Par Benjamin Sportouch, journaliste à l'hebdomadaire L'Express

françois hollande estime que la politique de shinzo abe au japon est bonne pour l'europe
françois hollande estime que la politique de shinzo abe au japon est bonne pour l'europe © reuters

En l’espace de deux semaines, François Hollande a vanté les mérites de deux politiques économiques … difficilement compatibles.

Il y a le Hollande de Leipzig et le Hollande de Tokyo. Au Japon, le week-end dernier François Hollande a dit tout le bien qu’il pensait de la politique économique japonaise et de ce qu’on appelle là-bas « les 3 flèches » : une souplesse monétaire, une stratégie de croissance et surtout des largesses budgétaires avec une augmentation des dépenses publiques. Autant dire tout l’inverse des choix retenus par François Hollande aujourd’hui. Arnaud Montebourg, qui ne manque pas une occasion de dénoncer l'Europe de l'austérité, était d’ailleurs aux anges, ravi, que le Président en ait tiré, je le cite, « des leçons pour la politique européenne ». Le temps d’une visite, on aurait pu en conclure, en effet, que le chef de l’Etat s’était converti à une politique de relance, loin, très loin des critères européens de redressement des comptes de l’Etat.

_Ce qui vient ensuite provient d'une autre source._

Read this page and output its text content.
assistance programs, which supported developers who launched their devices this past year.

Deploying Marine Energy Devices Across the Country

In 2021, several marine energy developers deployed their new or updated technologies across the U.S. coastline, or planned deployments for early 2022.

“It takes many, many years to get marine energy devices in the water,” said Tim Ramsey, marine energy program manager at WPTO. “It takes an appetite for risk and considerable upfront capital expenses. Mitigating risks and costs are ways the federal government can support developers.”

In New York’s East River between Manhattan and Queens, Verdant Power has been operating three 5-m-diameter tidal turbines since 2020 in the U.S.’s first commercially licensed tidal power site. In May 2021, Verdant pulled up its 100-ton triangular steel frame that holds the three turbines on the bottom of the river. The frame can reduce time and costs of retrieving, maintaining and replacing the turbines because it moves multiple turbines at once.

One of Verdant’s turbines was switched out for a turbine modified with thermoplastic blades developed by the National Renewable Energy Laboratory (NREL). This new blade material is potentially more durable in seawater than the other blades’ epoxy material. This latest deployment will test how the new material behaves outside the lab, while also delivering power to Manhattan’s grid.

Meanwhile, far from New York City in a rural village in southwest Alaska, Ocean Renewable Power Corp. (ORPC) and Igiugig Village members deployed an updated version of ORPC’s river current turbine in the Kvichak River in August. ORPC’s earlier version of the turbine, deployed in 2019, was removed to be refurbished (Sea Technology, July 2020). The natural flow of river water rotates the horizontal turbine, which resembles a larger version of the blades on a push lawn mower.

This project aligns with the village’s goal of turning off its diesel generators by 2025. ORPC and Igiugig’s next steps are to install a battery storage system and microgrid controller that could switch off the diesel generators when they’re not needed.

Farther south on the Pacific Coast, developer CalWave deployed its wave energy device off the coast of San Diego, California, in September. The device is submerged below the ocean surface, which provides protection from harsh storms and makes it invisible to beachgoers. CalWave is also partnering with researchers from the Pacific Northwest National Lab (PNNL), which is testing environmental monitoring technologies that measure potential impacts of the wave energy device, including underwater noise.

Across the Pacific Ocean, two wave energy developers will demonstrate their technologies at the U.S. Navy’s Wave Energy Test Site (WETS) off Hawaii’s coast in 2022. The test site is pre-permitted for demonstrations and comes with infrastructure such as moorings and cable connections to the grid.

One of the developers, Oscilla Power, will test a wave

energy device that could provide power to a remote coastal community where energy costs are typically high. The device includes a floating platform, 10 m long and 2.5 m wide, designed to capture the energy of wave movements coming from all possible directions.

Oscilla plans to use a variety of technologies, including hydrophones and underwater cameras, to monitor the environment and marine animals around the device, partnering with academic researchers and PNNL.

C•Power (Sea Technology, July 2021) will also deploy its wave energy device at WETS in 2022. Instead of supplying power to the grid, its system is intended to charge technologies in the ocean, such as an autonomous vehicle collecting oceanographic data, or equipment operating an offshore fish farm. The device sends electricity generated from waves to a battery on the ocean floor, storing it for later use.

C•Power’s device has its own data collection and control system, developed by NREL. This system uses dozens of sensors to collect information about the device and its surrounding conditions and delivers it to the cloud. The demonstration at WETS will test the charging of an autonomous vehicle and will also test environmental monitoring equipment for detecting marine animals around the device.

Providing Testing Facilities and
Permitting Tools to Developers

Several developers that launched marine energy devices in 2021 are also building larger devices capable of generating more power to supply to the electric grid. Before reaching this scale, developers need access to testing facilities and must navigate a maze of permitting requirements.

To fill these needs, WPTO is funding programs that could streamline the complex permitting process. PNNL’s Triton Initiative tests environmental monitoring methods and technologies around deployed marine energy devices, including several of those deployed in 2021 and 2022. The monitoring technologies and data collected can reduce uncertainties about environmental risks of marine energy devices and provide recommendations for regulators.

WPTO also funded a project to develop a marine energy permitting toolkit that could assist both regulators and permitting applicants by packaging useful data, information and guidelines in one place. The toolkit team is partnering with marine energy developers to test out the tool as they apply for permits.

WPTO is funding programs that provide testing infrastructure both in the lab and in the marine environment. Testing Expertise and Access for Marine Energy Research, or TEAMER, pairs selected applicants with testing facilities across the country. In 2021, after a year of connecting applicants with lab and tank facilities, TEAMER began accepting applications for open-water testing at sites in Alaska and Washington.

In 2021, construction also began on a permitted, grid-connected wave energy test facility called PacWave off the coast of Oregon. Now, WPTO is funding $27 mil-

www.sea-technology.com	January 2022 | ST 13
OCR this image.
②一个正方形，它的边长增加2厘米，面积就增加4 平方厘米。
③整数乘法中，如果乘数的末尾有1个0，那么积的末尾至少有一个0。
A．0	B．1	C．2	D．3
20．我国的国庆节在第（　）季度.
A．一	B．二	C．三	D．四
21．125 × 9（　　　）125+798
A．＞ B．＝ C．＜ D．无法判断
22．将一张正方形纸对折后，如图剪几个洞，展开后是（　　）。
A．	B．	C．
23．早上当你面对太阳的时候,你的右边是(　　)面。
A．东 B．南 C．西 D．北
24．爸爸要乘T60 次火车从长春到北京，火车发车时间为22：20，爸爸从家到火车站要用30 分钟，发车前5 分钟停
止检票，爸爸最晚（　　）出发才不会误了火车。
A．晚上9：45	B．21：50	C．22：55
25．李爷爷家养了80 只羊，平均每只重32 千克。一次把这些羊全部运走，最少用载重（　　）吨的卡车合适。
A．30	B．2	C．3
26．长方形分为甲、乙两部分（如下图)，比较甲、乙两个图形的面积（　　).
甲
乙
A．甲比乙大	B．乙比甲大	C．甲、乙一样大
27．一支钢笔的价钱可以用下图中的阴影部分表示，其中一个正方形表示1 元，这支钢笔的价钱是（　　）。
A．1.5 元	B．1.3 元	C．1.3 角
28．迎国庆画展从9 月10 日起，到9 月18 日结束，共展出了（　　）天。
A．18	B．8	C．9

- Sauf qu’il y encore quelques jours encore, François Hollande ne disait pas exactement la même chose.

C’était le Hollande de Leipzig. Le chef de l’Etat était venu assister aux 150 ans du SPD allemand et avait salué, à la surprise générale, les réformes très rigoristes de l’ancien Chancelier Schröder, qui sont tout le contraire de ce que font aujourd’hui les japonais. « Des choix courageux » avait même lancé le président français pas rancunier pour un sou. Car il faut rappeler que le prédécesseur d’Angela Merkel avait clairement soutenu Nicolas Sarkozy et critiquer vertement les socialistes français. Harlem Desir était venu au secours de François Hollande en expliquant qu'il avait juste fait preuve de « politesse ». Des propos diplomatiques, en quelque sorte. Rien de plus.

- Vous ne semblez pas convaincu par cette interprétation.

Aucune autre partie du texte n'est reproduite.